BBC Türkçe’de yer alan habere göre; Kampanya kapsamında ABD’deki 55 bin okula sosyal medyanın etkilerini anlatan materyaller gönderilecek.
Bir diğeri ise sosyal medya uygulamalarını aşırı kullanımın depresyon gibi tehlikelerine dikkat çeken reklamlar yayınlamak. Bunlar içinse 50 milyon dolarlık bütçe ayrılacak.
İki yasa tasarısının desteklenmesi de kampanyanın hedefleri arasında yer alıyor. Bunlardan biri, teknolojinin çocukların sağlığı üzerindeki etkilerine yönelik bir araştırma yapılması. Diğeri ise bot hesapların sınırlandırılması.
Kampanyanın girişimcilerinden ve bir zamanlar Google’ın etik danışmanlarından Tristan Harris, gazeteye internet şirketlerinin günümüzdeki etkilerinden endişe duyduğunu söyledi.
“İki milyar kişinin (Google’ın merkezindeki) 50 kişi tarafından yönlendirildiği düşüncesi… Kimse bunun hakkında konuşmuyor” dedi.
Kampanya İnsani Teknoloji Merkezi (The Center for Humane Technology) ve çocuklar için güvenli teknoloji sağlanması için mücadele eden Sağduyu (Common Sense) isimli bir sivil toplum kuruluşu tarafından yürütülüyor.
İnsani Teknoloji Merkezi, Facebook’un kurucusu Mark Zuckerberg’in bir zamanlar danışmanlığını yapan Roger McNamee ve Mozilla şirketinin eski çalışanları tarafından destekleniyor.

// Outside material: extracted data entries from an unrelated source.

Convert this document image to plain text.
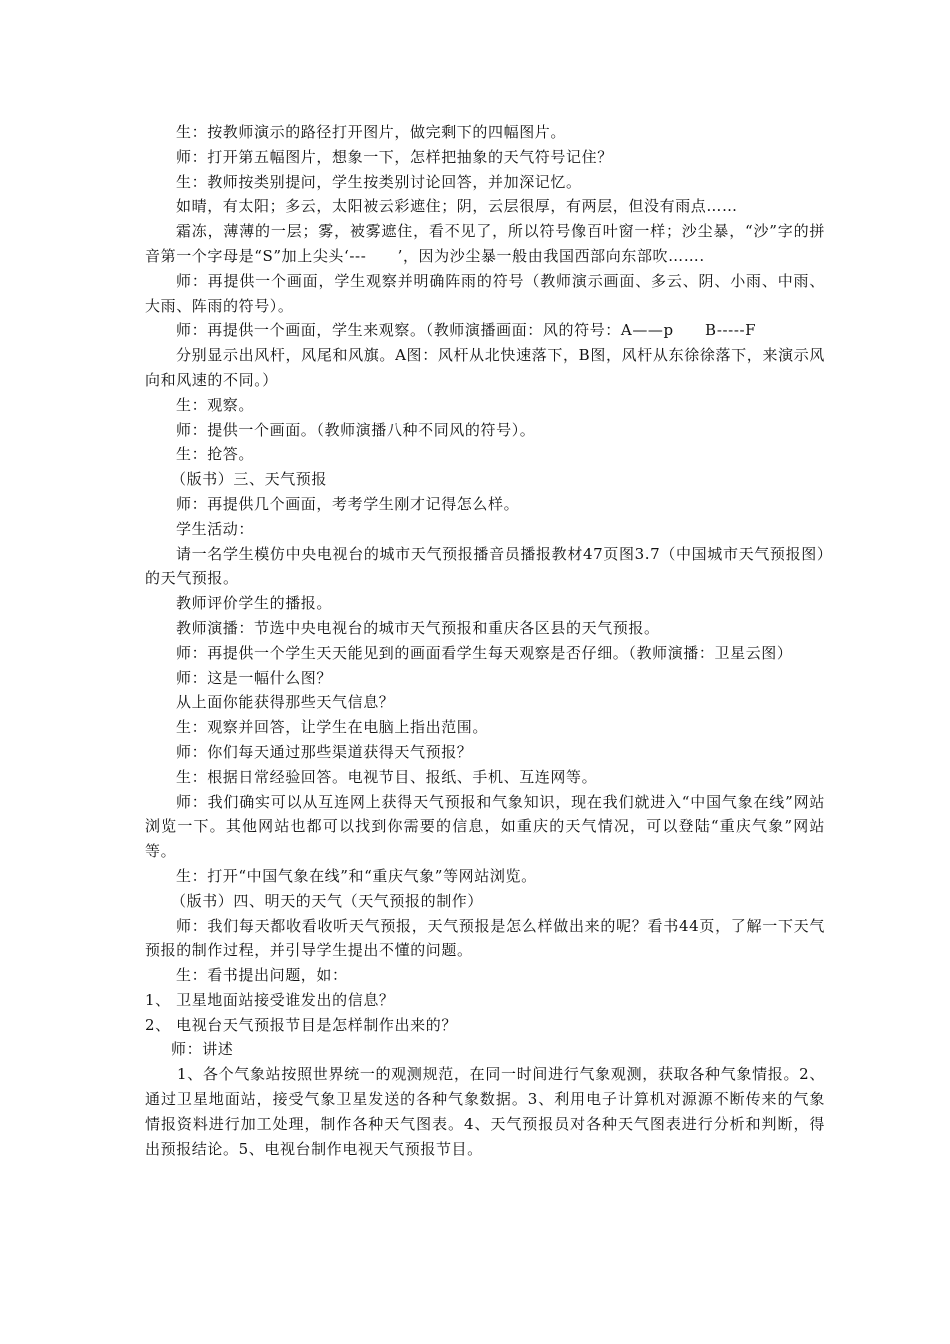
生：按教师演示的路径打开图片，做完剩下的四幅图片。

师：打开第五幅图片，想象一下，怎样把抽象的天气符号记住？

生：教师按类别提问，学生按类别讨论回答，并加深记忆。

如晴，有太阳；多云，太阳被云彩遮住；阴，云层很厚，有两层，但没有雨点……

霜冻，薄薄的一层；雾，被雾遮住，看不见了，所以符号像百叶窗一样；沙尘暴，“沙”字的拼音第一个字母是“S”加上尖头‘---　　’，因为沙尘暴一般由我国西部向东部吹…….

师：再提供一个画面，学生观察并明确阵雨的符号（教师演示画面、多云、阴、小雨、中雨、大雨、阵雨的符号）。

师：再提供一个画面，学生来观察。（教师演播画面：风的符号：A——p　　B-----F

分别显示出风杆，风尾和风旗。A图：风杆从北快速落下，B图，风杆从东徐徐落下，来演示风向和风速的不同。）

生：观察。

师：提供一个画面。（教师演播八种不同风的符号）。

生：抢答。

（版书）三、天气预报

师：再提供几个画面，考考学生刚才记得怎么样。

学生活动：

请一名学生模仿中央电视台的城市天气预报播音员播报教材47页图3.7（中国城市天气预报图）的天气预报。

教师评价学生的播报。

教师演播：节选中央电视台的城市天气预报和重庆各区县的天气预报。

师：再提供一个学生天天能见到的画面看学生每天观察是否仔细。（教师演播：卫星云图）

师：这是一幅什么图？

从上面你能获得那些天气信息？

生：观察并回答，让学生在电脑上指出范围。

师：你们每天通过那些渠道获得天气预报？

生：根据日常经验回答。电视节目、报纸、手机、互连网等。

师：我们确实可以从互连网上获得天气预报和气象知识，现在我们就进入“中国气象在线”网站浏览一下。其他网站也都可以找到你需要的信息，如重庆的天气情况，可以登陆“重庆气象”网站等。

生：打开“中国气象在线”和“重庆气象”等网站浏览。

（版书）四、明天的天气（天气预报的制作）

师：我们每天都收看收听天气预报，天气预报是怎么样做出来的呢？看书44页，了解一下天气预报的制作过程，并引导学生提出不懂的问题。

生：看书提出问题，如：

1、 卫星地面站接受谁发出的信息？

2、 电视台天气预报节目是怎样制作出来的？

师：讲述

1、各个气象站按照世界统一的观测规范，在同一时间进行气象观测，获取各种气象情报。2、通过卫星地面站，接受气象卫星发送的各种气象数据。3、利用电子计算机对源源不断传来的气象情报资料进行加工处理，制作各种天气图表。4、天气预报员对各种天气图表进行分析和判断，得出预报结论。5、电视台制作电视天气预报节目。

Merkezde, Facebook’un ‘beğen’ seçeneğini bulan Justin Rosenstein da yer alıyor.
‘Toplumumuz teknoloji tarafından gasp ediliyor’
Grubun internet sitesinde “Toplumumuz teknoloji tarafından gasp ediliyor. Dikkatimizi çekmek için başlayan yarış artık toplumumuzun direklerini yok ediyor: akıl sağlığı, demokrasi, sosyal ilişkiler ve çocuklarımız” ifadeleri yer alıyor.
Açıklama şöyle devam ediyor:
“Facebook, Twitter, Instagram ve Google dünyanın çokça faydalandığı inanılmaz ürünler geliştirdiler. Ancak bu para kazanmaları gereken şirketler aynı zamanda bizim dikkatimizi çekmek için bir yarışa giriştiler. Rakiplerinden daha iyi performans göstermeleri için sürekli baskı altında olduklarından, bizi ekrana yapıştırmak için artan bir şekilde ikna etme yöntemleri kullanmak zorunda kalıyorlar.”
Sosyal medyanın çocuklar üzerindeki etkisi, teknoloji devlerinin gençler için yeni platformlar yaratmaları üzerine yeniden gündeme gelmişti.
Çocuklar için başlatılan YouTube Kids platformu, izleyenleri şiddet içerikli videolara yönlendirdiği gerekçesiyle eleştirilmişti.